Comme Debout la France et RN, Génération. s a saisi le médiateur du crédit aux candidats et aux partis politiques. « Il est très réactif et aidant », souligne Bastien Recher, qui regrette que les pouvoirs du médiateur ne soient pas « contraignants. » « Quand il n’y a pas de contrainte, le médiateur est plus dans l’accompagnement pour aider à monter les dossiers », déplore-t-il.

En cause, une réglementation plus stricte

Jean-Raphaël Alventosa, le médiateur, confirme à 20 Minutes avoir été saisi par ces trois partis. « Ces partis ont commencé leurs demandes très tôt, rappelle Jean-Raphaël Alventosa. Tout ça, c’est en train de s’expliquer, mais ce n’est pas simple, cela prend du temps. Celui qui prête en général aime bien savoir qui va le rembourser et il y a des alliances (entre partis) qui sont en train de se faire. »

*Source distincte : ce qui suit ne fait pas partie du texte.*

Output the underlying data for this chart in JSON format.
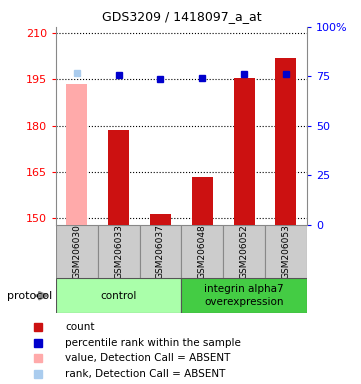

Pour le médiateur, ce sont les nouvelles réglementations qui expliquent ces délais de réponse des banques : « il y a eu une crise fin 2008 et on s’est aperçu que les banques, pas forcément en France, faisaient des prêts à n’importe qui n’importe comment. La régulation bancaire est devenue plus forte depuis. Le deuxième facteur, ce sont un certain nombres d’affaires qui ont défrayé la chronique en France et ailleurs ces dernières années. Tout le monde en a pâti et la réglementation a été renforcée. » Une allusion aux affaires Bygmalion ou Jérôme Cahuzac et à la loi pour la confiance dans la vie publique, qui a notamment créé cette fonction de médiateur.

« Les banques prennent plus de risques » en finançant un politique

Dans un communiqué publié en février, la Fédération bancaire française (FBF), qui représente toutes les banques installées en France, rappelle que « les banques financent les campagnes électorales via des crédits accordés aux candidats personnes physiques en fonction de leur capacité de remboursement personnelle et ce, dans un cadre plus contraint en raison des dispositions sur la lutte contre le blanchiment et sur le financement des campagnes électorales et avec un risque non assurable : l’invalidation possible des comptes de campagne ».

« Concrètement, quand une banque doit se pencher sur le financement d’un politique, la loi lui demande de vérifier sa rémunération, son patrimoine, et un certain nombre d’autres éléments auprès de lui et de son entourage. Soit une connaissance plus approfondie que pour un client lambda », assure un expert bancaire. « Les banques prennent plus de risques car si elles financent un candidat et que derrière, on s’aperçoit qu’il y a des financements anormaux, il peut y avoir des répercussions en termes d’image voire même des sanctions ». Diminuer ce risque, c’est une des pistes qu’a à l’œil le médiateur, qui « fera un diagnostic à froid » et remettra un rapport après les élections.

* Contactés par 20 Minutes, Les Républicains n’ont pas répondu à nos sollicitations.